Knee to coronet in inches 17" = 17hh. Or you can try point of elbow to coronet  then keeping the string on the point of the elbow turn the string up from the coronet up to wither and the height you get will be pretty much how big your horse will be at maturity. Worked for me for years.


----------



## H20AYL (15 April 2012)

Ok that helps thank you


----------



## Elfen (15 April 2012)

My boy is full trakhener, 16hh when I bought him at 18 months, about 16.1 five months later at 2, and now at rising three he's 17.1 and a little bit  he's still got lots of growing to do - I think he'll end up a good 17.2/17.3!! He's an absolute darling though so I'm not worried. H20ayl - I'm thinking yours will be 17.2+

18 months





2 years





Rising 3


----------



## H20AYL (15 April 2012)

Thanks for that I know they're all different and she's an absolute sweetie. I guess time will tell!


----------



## Tempi (16 April 2012)

I have a 4yr old warmblood gelding that i bred myself, as a 2yr old he was about 14'2 (he was also gelded then aswell).  He is now standing at 16'2, and I believe he will make minimum of 17hh once he has fully matured.  Warmbloods do grow slower, I dont think they stop growing until they are about 7.  

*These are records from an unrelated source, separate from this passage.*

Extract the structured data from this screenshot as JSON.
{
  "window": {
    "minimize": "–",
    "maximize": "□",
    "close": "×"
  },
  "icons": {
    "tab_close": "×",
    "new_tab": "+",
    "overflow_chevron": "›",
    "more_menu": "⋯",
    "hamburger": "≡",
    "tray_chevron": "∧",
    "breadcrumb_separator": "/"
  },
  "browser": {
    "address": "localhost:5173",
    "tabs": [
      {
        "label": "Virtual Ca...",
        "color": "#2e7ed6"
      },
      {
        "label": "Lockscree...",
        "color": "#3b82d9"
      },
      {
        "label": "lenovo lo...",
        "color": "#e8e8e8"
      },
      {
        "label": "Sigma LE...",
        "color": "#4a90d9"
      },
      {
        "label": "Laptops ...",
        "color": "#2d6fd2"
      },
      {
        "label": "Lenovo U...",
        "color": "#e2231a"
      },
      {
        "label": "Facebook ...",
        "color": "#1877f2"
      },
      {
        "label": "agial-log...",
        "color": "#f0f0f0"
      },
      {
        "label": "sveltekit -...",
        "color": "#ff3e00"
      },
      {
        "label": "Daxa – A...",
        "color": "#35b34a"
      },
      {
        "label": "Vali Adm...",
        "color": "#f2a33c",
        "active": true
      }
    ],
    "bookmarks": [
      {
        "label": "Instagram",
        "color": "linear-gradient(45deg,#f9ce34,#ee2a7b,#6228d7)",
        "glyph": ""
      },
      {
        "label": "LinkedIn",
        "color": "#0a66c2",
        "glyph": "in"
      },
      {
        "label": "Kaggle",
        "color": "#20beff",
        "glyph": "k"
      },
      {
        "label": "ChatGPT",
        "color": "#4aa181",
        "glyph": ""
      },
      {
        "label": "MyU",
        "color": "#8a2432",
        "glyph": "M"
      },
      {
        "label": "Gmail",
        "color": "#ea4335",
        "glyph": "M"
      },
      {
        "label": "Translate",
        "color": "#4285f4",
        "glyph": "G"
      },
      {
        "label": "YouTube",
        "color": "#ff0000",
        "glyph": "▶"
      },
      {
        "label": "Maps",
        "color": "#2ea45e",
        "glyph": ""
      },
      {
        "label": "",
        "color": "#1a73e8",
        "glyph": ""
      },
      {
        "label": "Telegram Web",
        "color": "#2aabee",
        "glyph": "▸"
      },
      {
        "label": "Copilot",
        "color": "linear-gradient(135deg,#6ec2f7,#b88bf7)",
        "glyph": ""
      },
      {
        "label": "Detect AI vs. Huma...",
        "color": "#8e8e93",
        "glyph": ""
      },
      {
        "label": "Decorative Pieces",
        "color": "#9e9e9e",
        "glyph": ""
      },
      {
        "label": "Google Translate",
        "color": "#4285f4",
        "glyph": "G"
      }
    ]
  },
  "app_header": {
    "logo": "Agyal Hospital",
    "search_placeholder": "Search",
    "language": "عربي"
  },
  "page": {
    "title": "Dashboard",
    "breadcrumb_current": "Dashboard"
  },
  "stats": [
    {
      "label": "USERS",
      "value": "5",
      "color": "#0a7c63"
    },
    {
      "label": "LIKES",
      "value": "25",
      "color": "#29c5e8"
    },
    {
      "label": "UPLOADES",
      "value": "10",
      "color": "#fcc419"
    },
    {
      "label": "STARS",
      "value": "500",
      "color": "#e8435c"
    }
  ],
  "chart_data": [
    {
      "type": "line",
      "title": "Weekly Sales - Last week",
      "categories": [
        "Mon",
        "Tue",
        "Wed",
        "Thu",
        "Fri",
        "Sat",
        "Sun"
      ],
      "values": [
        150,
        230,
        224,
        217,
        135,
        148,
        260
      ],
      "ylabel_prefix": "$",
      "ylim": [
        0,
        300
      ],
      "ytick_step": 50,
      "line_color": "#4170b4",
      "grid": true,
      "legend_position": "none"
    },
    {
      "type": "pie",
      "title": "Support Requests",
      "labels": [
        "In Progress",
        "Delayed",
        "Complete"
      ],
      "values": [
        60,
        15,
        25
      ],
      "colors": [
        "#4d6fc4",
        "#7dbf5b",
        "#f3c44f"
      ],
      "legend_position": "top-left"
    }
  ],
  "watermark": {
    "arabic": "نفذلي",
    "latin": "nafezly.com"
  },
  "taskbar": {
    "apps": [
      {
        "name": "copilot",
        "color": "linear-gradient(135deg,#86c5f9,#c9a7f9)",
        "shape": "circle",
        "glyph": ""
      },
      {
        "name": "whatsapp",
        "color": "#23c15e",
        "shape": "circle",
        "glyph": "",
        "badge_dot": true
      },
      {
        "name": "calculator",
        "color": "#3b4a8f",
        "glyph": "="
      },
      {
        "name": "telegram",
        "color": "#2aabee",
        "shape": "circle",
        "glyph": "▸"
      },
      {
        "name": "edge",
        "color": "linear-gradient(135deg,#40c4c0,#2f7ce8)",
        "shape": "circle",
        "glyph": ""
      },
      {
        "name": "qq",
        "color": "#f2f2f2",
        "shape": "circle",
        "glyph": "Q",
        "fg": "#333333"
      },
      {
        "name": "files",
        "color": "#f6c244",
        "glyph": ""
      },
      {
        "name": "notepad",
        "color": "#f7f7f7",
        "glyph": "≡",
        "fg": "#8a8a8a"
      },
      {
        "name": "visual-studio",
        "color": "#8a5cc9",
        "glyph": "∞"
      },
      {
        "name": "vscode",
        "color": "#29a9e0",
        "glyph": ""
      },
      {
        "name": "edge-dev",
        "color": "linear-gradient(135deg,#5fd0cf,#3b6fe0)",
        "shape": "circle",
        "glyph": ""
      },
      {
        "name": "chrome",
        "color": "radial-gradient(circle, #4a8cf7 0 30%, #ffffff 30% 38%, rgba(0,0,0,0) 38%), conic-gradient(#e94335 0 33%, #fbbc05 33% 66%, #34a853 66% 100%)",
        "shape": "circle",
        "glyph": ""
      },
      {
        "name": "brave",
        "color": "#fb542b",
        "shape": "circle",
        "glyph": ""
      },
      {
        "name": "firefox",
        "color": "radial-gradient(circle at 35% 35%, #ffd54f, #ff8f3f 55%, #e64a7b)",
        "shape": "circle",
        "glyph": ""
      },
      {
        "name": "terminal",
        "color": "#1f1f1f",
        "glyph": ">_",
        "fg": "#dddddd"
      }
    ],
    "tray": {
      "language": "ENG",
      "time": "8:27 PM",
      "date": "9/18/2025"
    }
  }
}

I used to own a KWPN which I got as a 5yr old, he was 17'1 then, I sold him as a 7yr old and he was just over 18hh.


----------



## CILLA (17 April 2012)

Have a trakhener cross dutch warmblood 2 next month and is about 15.1 looks very foal like still but head is changing did the string test from knee to coronet band and came out at 16.5 inches would expect him to mature at 16.1 -16.2 .


----------